Raised in Syracuse and now based in Seneca Falls, McMahon frequently travels across the world. To overcome spotty internet and phone connections, she would stay in touch by writing stories for the children. Their mother, her sister, would tell McMahon something they liked, and she would craft a story around the idea. Then, after memorizing the story, she'd read it to the children on visits home.
"A lot of the stories I was developing for the kids was initially to maintain this connection, trying to find out what they liked so they could be excited about talking to me," McMahon said.
Now, one such story — about a misbehaving little dinosaur — is available as a fully illustrated children's book, "The Jungle of Jojee."
The book tells the story of Mario, a microraptor frustrated by his small size when compared to giants like the brontosaurus.
Mario also doesn't listen to his mother. The story that eventually became the book was originally written for McMahon's godson Joseph, she said. Joseph was entering a mischievous phase when his baby sister was born, and often ignored the rules set by his mother, something McMahon wanted the story to address.

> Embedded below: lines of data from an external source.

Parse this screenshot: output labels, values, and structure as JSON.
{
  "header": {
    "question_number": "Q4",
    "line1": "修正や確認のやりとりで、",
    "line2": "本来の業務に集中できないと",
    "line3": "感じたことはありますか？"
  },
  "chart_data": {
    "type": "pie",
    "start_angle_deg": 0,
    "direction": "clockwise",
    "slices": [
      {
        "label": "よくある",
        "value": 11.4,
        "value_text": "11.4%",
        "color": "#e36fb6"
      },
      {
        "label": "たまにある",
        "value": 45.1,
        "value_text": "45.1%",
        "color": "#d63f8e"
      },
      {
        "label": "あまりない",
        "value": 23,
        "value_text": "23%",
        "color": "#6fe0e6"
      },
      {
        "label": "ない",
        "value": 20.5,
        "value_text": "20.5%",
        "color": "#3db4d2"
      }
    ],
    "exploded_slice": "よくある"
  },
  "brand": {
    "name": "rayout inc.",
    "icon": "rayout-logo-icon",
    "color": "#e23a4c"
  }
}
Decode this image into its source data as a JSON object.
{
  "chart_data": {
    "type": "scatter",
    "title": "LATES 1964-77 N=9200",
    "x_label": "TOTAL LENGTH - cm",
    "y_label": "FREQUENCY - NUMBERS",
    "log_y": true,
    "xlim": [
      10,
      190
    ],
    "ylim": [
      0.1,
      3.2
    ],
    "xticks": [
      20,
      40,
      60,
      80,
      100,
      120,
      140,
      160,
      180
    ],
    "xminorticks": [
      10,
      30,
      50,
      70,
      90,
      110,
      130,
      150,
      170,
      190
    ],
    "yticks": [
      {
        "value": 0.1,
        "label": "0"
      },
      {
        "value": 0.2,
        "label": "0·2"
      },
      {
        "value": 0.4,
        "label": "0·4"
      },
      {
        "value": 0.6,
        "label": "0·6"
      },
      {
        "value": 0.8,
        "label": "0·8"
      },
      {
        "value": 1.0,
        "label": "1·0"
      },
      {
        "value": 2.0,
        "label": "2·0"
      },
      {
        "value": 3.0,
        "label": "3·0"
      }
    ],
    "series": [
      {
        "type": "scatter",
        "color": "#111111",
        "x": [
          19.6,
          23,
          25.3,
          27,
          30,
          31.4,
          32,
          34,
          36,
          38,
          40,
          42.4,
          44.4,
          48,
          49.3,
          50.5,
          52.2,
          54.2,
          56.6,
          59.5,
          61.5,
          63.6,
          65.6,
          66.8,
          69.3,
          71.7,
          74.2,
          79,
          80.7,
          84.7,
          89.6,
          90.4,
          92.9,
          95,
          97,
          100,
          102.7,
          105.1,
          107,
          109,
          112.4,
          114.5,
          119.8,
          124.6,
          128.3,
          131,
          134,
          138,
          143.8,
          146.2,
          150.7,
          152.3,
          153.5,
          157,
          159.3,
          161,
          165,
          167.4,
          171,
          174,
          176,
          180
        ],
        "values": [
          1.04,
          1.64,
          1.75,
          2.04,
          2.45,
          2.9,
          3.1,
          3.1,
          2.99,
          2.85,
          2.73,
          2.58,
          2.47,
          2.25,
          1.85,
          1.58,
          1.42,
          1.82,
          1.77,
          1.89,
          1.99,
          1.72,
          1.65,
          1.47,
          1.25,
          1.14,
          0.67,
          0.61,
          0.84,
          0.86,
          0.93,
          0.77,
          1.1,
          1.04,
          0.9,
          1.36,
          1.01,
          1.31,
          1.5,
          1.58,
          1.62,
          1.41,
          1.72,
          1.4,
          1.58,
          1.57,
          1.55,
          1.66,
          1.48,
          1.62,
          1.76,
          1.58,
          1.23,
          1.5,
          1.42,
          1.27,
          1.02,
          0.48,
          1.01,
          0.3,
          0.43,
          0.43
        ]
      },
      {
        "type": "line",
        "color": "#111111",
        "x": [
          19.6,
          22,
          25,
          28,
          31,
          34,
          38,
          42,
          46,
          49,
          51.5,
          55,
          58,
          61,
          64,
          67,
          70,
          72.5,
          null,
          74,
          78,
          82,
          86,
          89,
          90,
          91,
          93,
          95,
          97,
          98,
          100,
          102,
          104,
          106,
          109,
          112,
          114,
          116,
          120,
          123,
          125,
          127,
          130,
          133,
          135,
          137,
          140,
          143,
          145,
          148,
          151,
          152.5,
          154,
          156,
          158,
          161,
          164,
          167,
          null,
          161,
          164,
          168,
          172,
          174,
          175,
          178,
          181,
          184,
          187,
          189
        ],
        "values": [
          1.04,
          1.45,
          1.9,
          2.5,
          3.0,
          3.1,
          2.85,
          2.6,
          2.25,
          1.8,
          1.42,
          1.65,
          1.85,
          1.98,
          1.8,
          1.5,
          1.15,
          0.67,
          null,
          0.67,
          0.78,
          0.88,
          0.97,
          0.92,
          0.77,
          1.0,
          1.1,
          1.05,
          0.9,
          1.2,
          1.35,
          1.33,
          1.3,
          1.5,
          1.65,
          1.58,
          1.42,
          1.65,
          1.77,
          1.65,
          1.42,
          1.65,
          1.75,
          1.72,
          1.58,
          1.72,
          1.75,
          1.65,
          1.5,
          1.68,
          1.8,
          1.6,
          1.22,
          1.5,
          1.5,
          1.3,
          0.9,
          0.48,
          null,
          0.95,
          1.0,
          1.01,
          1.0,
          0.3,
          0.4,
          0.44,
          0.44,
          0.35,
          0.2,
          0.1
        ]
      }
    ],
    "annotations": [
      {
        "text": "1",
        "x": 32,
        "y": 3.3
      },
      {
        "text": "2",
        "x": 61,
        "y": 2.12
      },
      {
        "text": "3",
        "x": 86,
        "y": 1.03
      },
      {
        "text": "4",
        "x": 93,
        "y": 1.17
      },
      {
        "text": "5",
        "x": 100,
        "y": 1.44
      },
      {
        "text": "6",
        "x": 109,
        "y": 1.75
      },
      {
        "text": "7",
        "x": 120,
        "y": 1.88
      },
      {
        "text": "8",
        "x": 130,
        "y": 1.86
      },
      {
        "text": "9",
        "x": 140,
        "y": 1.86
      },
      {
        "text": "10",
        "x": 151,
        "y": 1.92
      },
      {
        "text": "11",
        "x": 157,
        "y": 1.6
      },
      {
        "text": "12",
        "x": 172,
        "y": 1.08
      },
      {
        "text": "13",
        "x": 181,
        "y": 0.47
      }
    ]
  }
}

To reach him, McMahon wanted to use a subject Joseph was passionate about so the message might get through to him. That ended up as dinosaurs, but it was nearly something very different.

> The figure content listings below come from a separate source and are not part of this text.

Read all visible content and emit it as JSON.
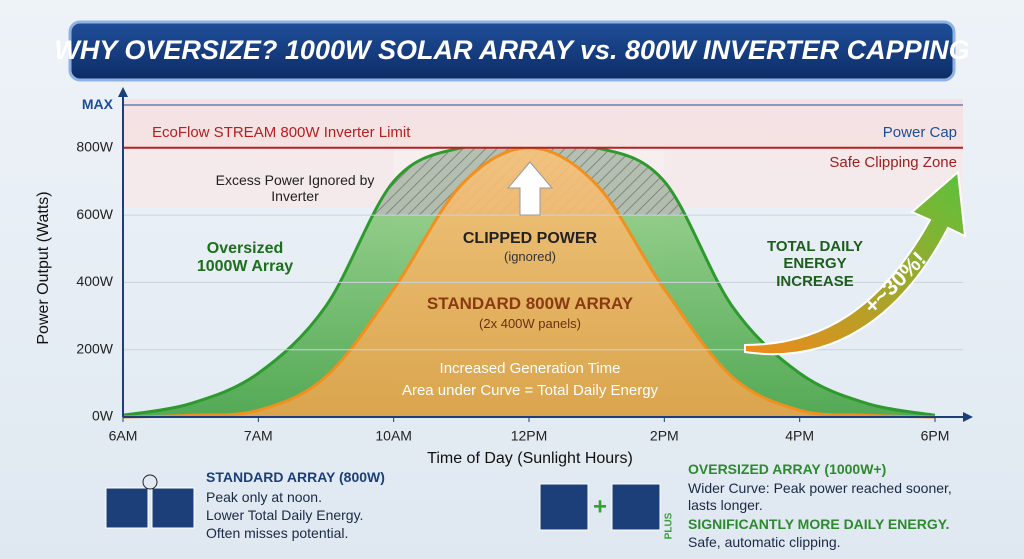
{
  "title": "WHY OVERSIZE? 1000W SOLAR ARRAY vs. 800W INVERTER CAPPING",
  "chart_data": {
    "type": "area",
    "x_label": "Time of Day (Sunlight Hours)",
    "y_label": "Power Output (Watts)",
    "categories": [
      "6AM",
      null,
      "7AM",
      null,
      "10AM",
      null,
      "12PM",
      null,
      "2PM",
      null,
      "4PM",
      null,
      "6PM"
    ],
    "series": [
      {
        "name": "Oversized 1000W Array",
        "color": "#2e9a2e",
        "values": [
          5,
          40,
          130,
          330,
          700,
          800,
          800,
          800,
          700,
          330,
          130,
          40,
          5
        ]
      },
      {
        "name": "STANDARD 800W ARRAY",
        "color": "#f0901e",
        "values": [
          0,
          5,
          20,
          120,
          380,
          690,
          800,
          690,
          380,
          120,
          20,
          5,
          0
        ]
      }
    ],
    "ylim": [
      0,
      945
    ],
    "yticks": [
      {
        "value": 0,
        "label": "0W"
      },
      {
        "value": 200,
        "label": "200W"
      },
      {
        "value": 400,
        "label": "400W"
      },
      {
        "value": 600,
        "label": "600W"
      },
      {
        "value": 800,
        "label": "800W"
      },
      {
        "value": 927,
        "label": "MAX"
      }
    ],
    "reference_line": {
      "value": 800,
      "label": "EcoFlow STREAM 800W Inverter Limit",
      "color": "#b52020",
      "right_label": "Power Cap",
      "zone_label": "Safe Clipping Zone"
    },
    "annotations": {
      "excess": "Excess Power Ignored by Inverter",
      "clipped": "CLIPPED POWER",
      "clipped_note": "(ignored)",
      "standard_note": "(2x 400W panels)",
      "generation": "Increased Generation Time",
      "area": "Area under Curve = Total Daily Energy",
      "increase": "TOTAL DAILY ENERGY INCREASE",
      "percent": "+~30%!"
    }
  },
  "panels": {
    "standard": {
      "title": "STANDARD ARRAY (800W)",
      "lines": [
        "Peak only at noon.",
        "Lower Total Daily Energy.",
        "Often misses potential."
      ]
    },
    "oversized": {
      "plus": "PLUS",
      "title": "OVERSIZED ARRAY (1000W+)",
      "lines": [
        "Wider Curve: Peak power reached sooner, lasts longer.",
        "SIGNIFICANTLY MORE DAILY ENERGY.",
        "Safe, automatic clipping."
      ]
    }
  }
}
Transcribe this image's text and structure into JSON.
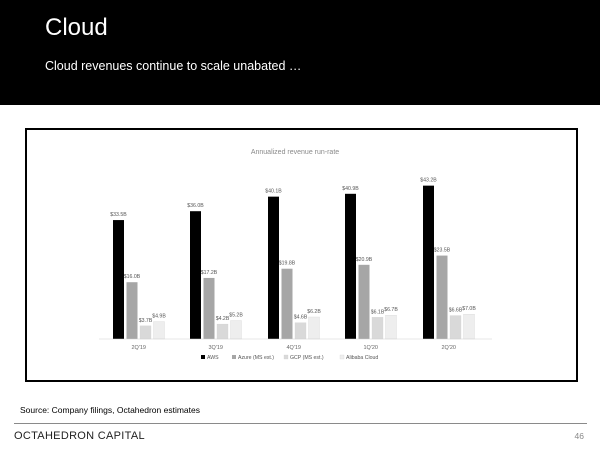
{
  "header": {
    "title": "Cloud",
    "subtitle": "Cloud revenues continue to scale unabated …"
  },
  "footer": {
    "source": "Source: Company filings, Octahedron estimates",
    "brand": "OCTAHEDRON CAPITAL",
    "page_number": "46"
  },
  "colors": {
    "header_bg": "#000000",
    "aws": "#000000",
    "azure": "#a6a6a6",
    "gcp": "#d9d9d9",
    "alibaba": "#eeeeee"
  },
  "chart_data": {
    "type": "bar",
    "title": "Annualized revenue run-rate",
    "categories": [
      "2Q'19",
      "3Q'19",
      "4Q'19",
      "1Q'20",
      "2Q'20"
    ],
    "ylim": [
      0,
      45
    ],
    "grid": false,
    "legend_position": "bottom",
    "series": [
      {
        "name": "AWS",
        "color": "#000000",
        "values": [
          33.5,
          36.0,
          40.1,
          40.9,
          43.2
        ],
        "labels": [
          "$33.5B",
          "$36.0B",
          "$40.1B",
          "$40.9B",
          "$43.2B"
        ]
      },
      {
        "name": "Azure (MS est.)",
        "color": "#a6a6a6",
        "values": [
          16.0,
          17.2,
          19.8,
          20.9,
          23.5
        ],
        "labels": [
          "$16.0B",
          "$17.2B",
          "$19.8B",
          "$20.9B",
          "$23.5B"
        ]
      },
      {
        "name": "GCP (MS est.)",
        "color": "#d9d9d9",
        "values": [
          3.7,
          4.2,
          4.6,
          6.1,
          6.6
        ],
        "labels": [
          "$3.7B",
          "$4.2B",
          "$4.6B",
          "$6.1B",
          "$6.6B"
        ]
      },
      {
        "name": "Alibaba Cloud",
        "color": "#eeeeee",
        "values": [
          4.9,
          5.2,
          6.2,
          6.7,
          7.0
        ],
        "labels": [
          "$4.9B",
          "$5.2B",
          "$6.2B",
          "$6.7B",
          "$7.0B"
        ]
      }
    ]
  }
}
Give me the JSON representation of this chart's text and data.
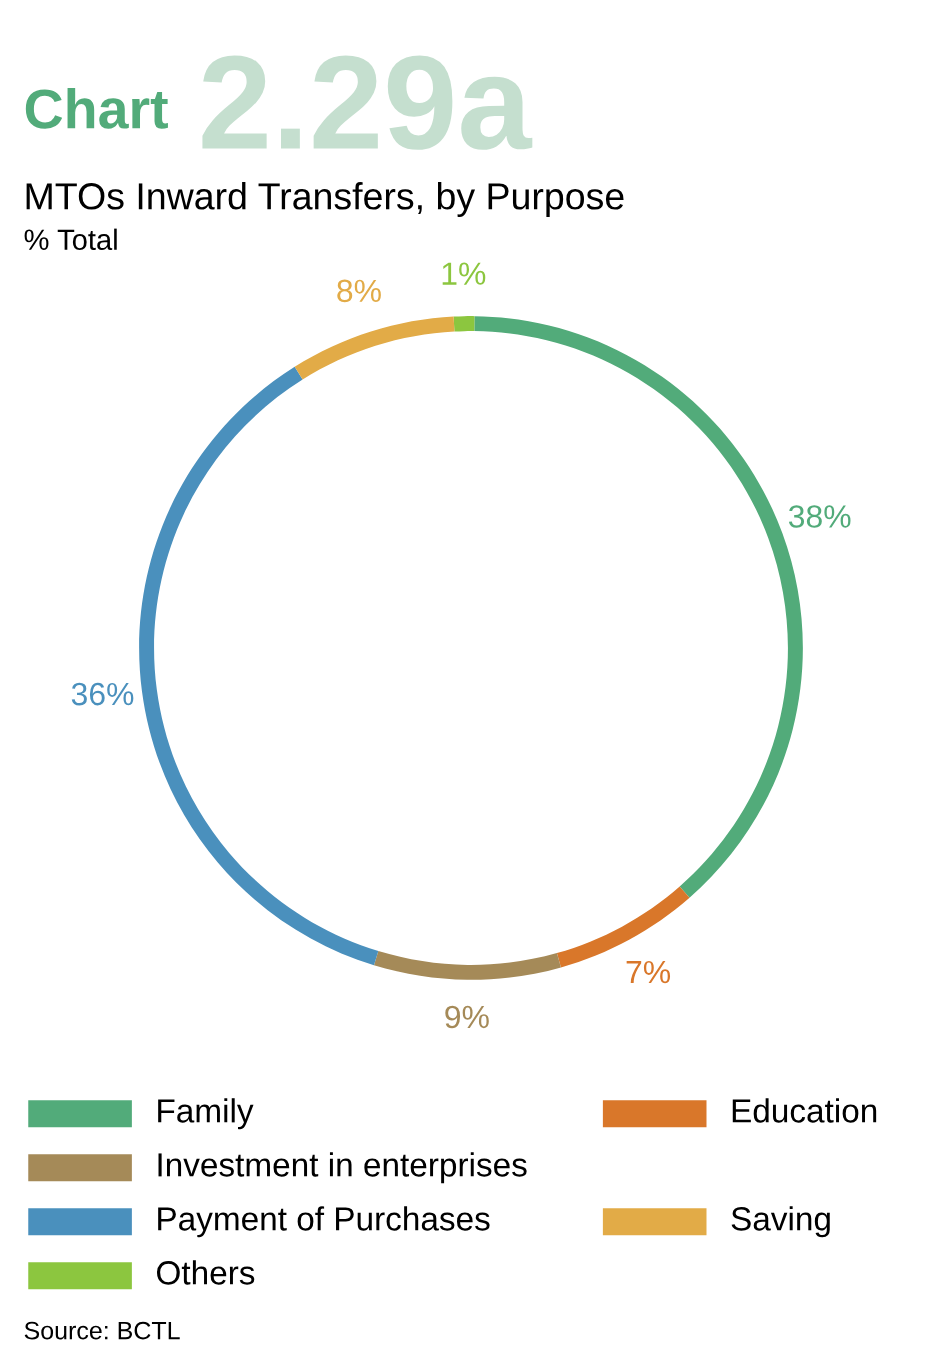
{
  "chart_data": {
    "type": "donut",
    "title": "MTOs Inward Transfers, by Purpose",
    "subtitle": "% Total",
    "annotations": [
      "Chart",
      "2.29a",
      "Source: BCTL"
    ],
    "categories": [
      "Others",
      "Family",
      "Education",
      "Investment in enterprises",
      "Payment of Purchases",
      "Saving"
    ],
    "values": [
      1,
      38,
      7,
      9,
      36,
      8
    ],
    "value_labels": [
      "1%",
      "38%",
      "7%",
      "9%",
      "36%",
      "8%"
    ],
    "colors": [
      "#8cc63f",
      "#52ab7a",
      "#d9772a",
      "#a58a58",
      "#4a90bd",
      "#e2ab47"
    ],
    "legend": "bottom"
  }
}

"The phase he had right before dinosaurs was trucks, specifically garbage trucks. So I was very excited when he shifted into dinosaurs," McMahon said.
At first, the research for the book was informal, with McMahon relying on Joseph as a go-to expert of sorts.
"That current science was all about a little 4-year-old saying a dinosaur's scientific name and me saying 'What?' and Googling it," McMahon said.
Eventually, when the book became more formalized, McMahon began to do some more serious research, including today's prevailing theories on what some species of dinosaurs looked like.
While many might think of dinosaurs like the Tyrannosaurus rex or velociraptor as scaly like modern reptiles, there's extensive fossil evidence that many dinosaurs were feathered.
The microraptor in particular would have had its four wings covered in iridescent black and blue feathers, according to the American Museum of Natural History. However, illustrations by Alina Shabelnyk in McMahon's book depict a more colorful version.
The book is available in print, e-book and audiobook forms, and also has transcripts available in Albanian and Arabic, something that comes from McMahon's experience as a world traveler.
Just like with her nieces and nephews, McMahon would come up with stories for the children of the many friends she's made during her career across the world, and those friends wanted to be able to share those stories in their native languages.
"So my translations come out of that mostly, the fact that I have so many people in my life that have so many languages in their household," McMahon said.
With that in mind, McMahon wanted to have the transcripts — which were provided by her friends — available in different languages as a free resource.
"As a teacher, it was something I wanted to offer," McMahon said.